Analisando a trajetória política portuguesa durante essa fase, os pesquisadores tendem a concordar que um fator importante para a consolidação democrática foi o declínio eleitoral dos partidos anti-sistema. Isso fez com que os partidos democráticos gradativamente adquirissem força para realizar a reforma constitucional de 1982, que extinguiu o Conselho da Revolução e reorganizou o Estado em moldes plenamente democráticos. Observam, também, que a transição portuguesa demonstra uma faceta paradoxal, pois ao mesmo tempo em que a sociedade, majoritariamente, apoiava a democracia, o sistema partidário português estava entre os mais polarizados de todo o sul da Europa. Apenas a Grécia assemelhava-se a Portugal, no que se refere à relevância dos partidos anti-sistema atuando naquele período.

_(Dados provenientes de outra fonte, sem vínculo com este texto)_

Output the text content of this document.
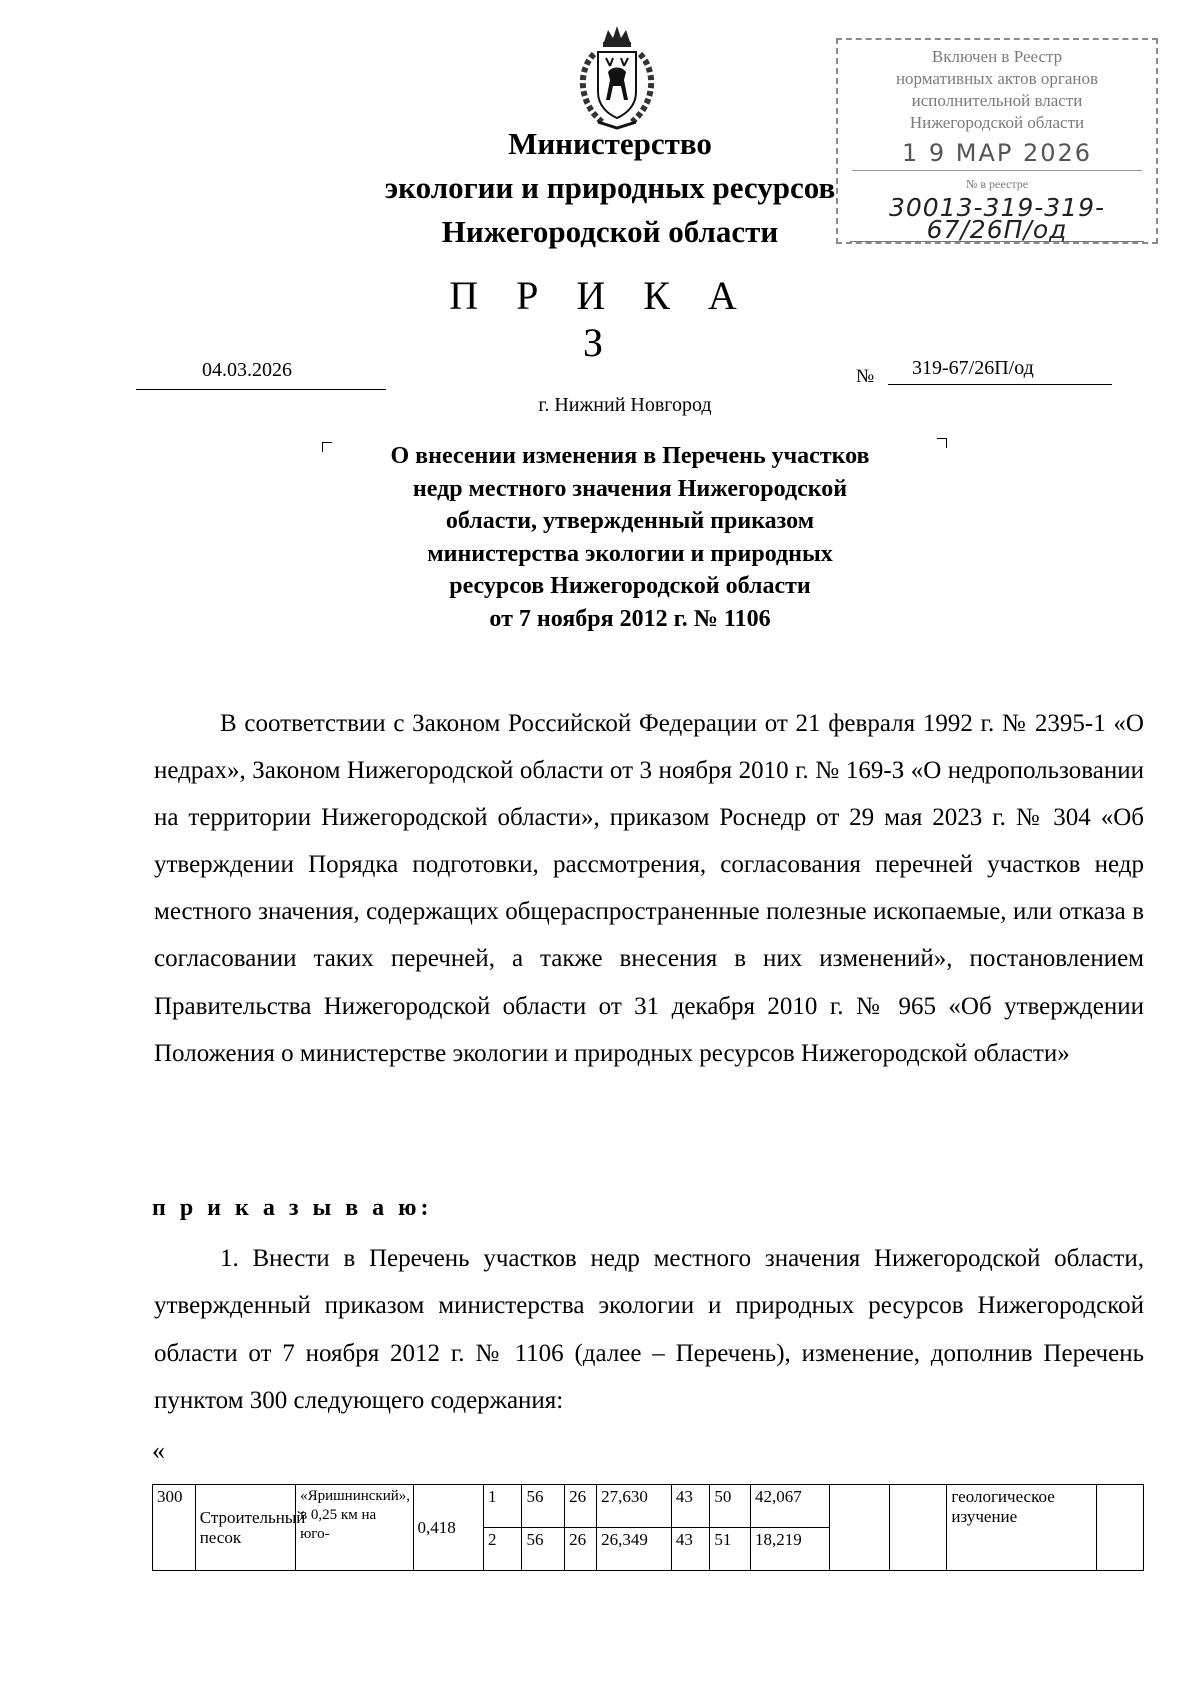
Министерство
экологии и природных ресурсов
Нижегородской области
Включен в Реестр
нормативных актов органов
исполнительной власти
Нижегородской области
1 9 МАР 2026
№ в реестре
30013-319-319-67/26П/од
П Р И К А З
04.03.2026	№ 319-67/26П/од
г. Нижний Новгород
О внесении изменения в Перечень участков
недр местного значения Нижегородской
области, утвержденный приказом
министерства экологии и природных
ресурсов Нижегородской области
от 7 ноября 2012 г. № 1106
В соответствии с Законом Российской Федерации от 21 февраля 1992 г. № 2395-1 «О недрах», Законом Нижегородской области от 3 ноября 2010 г. № 169-З «О недропользовании на территории Нижегородской области», приказом Роснедр от 29 мая 2023 г. № 304 «Об утверждении Порядка подготовки, рассмотрения, согласования перечней участков недр местного значения, содержащих общераспространенные полезные ископаемые, или отказа в согласовании таких перечней, а также внесения в них изменений», постановлением Правительства Нижегородской области от 31 декабря 2010 г. № 965 «Об утверждении Положения о министерстве экологии и природных ресурсов Нижегородской области»
п р и к а з ы в а ю:
1. Внести в Перечень участков недр местного значения Нижегородской области, утвержденный приказом министерства экологии и природных ресурсов Нижегородской области от 7 ноября 2012 г. № 1106 (далее – Перечень), изменение, дополнив Перечень пунктом 300 следующего содержания:
«
300	Строительный песок	«Яришнинский», в 0,25 км на юго-	0,418	1	56	26	27,630	43	50	42,067			геологическое изучение	
				2	56	26	26,349	43	51	18,219				
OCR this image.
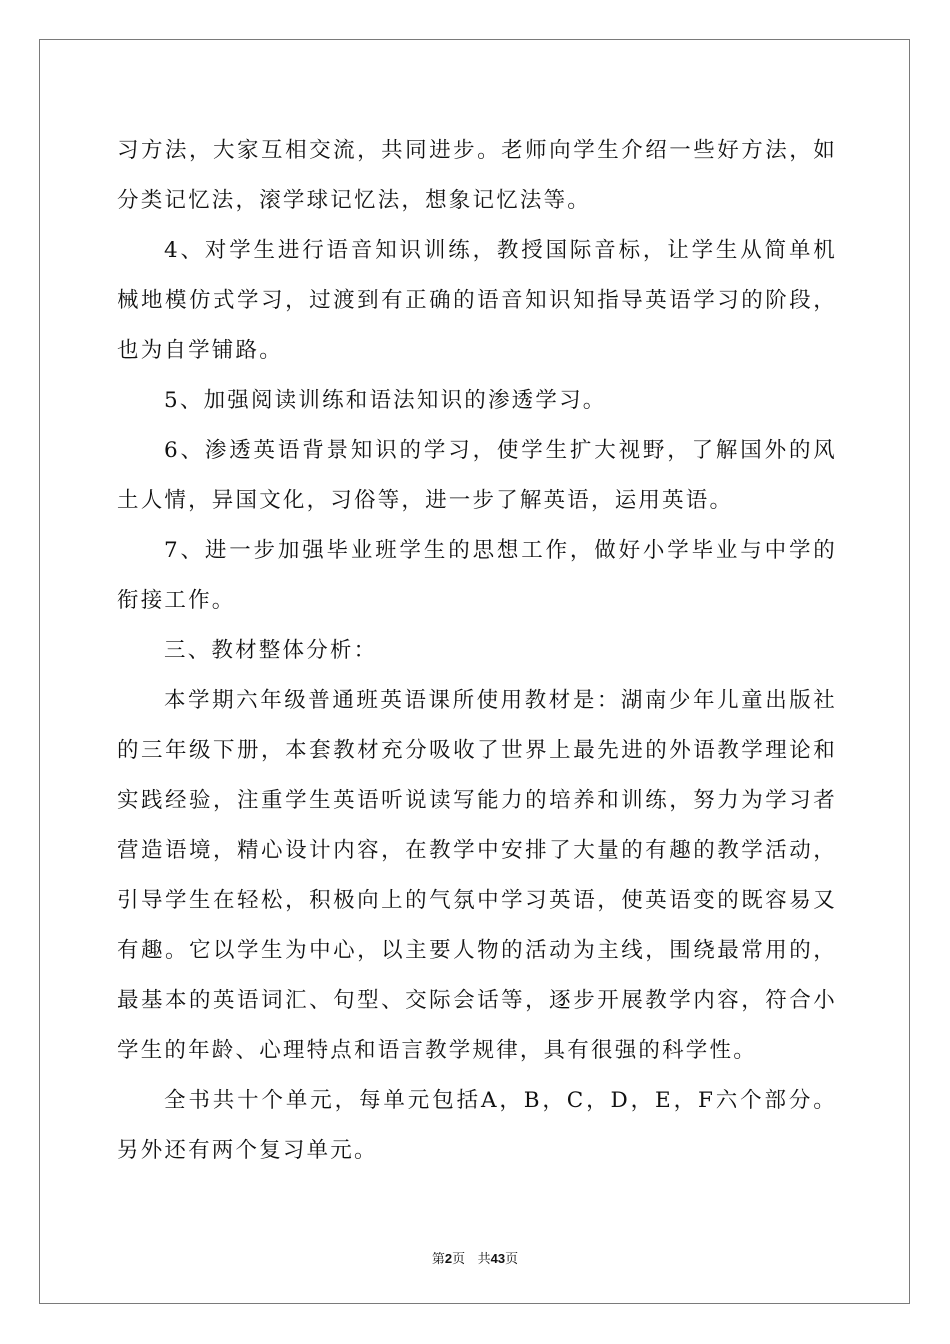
习方法，大家互相交流，共同进步。老师向学生介绍一些好方法，如分类记忆法，滚学球记忆法，想象记忆法等。

4、对学生进行语音知识训练，教授国际音标，让学生从简单机械地模仿式学习，过渡到有正确的语音知识知指导英语学习的阶段，也为自学铺路。

5、加强阅读训练和语法知识的渗透学习。

6、渗透英语背景知识的学习，使学生扩大视野，了解国外的风土人情，异国文化，习俗等，进一步了解英语，运用英语。

7、进一步加强毕业班学生的思想工作，做好小学毕业与中学的衔接工作。

三、教材整体分析：

本学期六年级普通班英语课所使用教材是：湖南少年儿童出版社的三年级下册，本套教材充分吸收了世界上最先进的外语教学理论和实践经验，注重学生英语听说读写能力的培养和训练，努力为学习者营造语境，精心设计内容，在教学中安排了大量的有趣的教学活动，引导学生在轻松，积极向上的气氛中学习英语，使英语变的既容易又有趣。它以学生为中心，以主要人物的活动为主线，围绕最常用的，最基本的英语词汇、句型、交际会话等，逐步开展教学内容，符合小学生的年龄、心理特点和语言教学规律，具有很强的科学性。

全书共十个单元，每单元包括A，B，C，D，E，F六个部分。另外还有两个复习单元。

第2页 共43页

Numa primeira fase, o Partido Comunista foi preponderante, seja por suas relações com o Movimento das Forças Armadas, seja porque mantinha ligações estreitas com as organizações trabalhistas, incentivando a mobilização social revolucionária. Numa segunda fase, caracteristicamente parlamentar e eleitoral, o Partido Comunista perdeu relevância, sendo substituído pelo Partido Socialista (PSP), que era central e mais programático, e pelo Partido Social Democrata (PSD), que possuía uma vasta teia de ligações com as localidades, com os grupos organizados e com outras formas de representações da micropolítica. Também o conservador Centro Democrático Social (CDS) mantinha profundas ligações clientelistas e personalistas. A organização partidária foi fundamental para a consolidação da democracia portuguesa, principalmente por sua atuação no Parlamento durante a segunda fase do processo.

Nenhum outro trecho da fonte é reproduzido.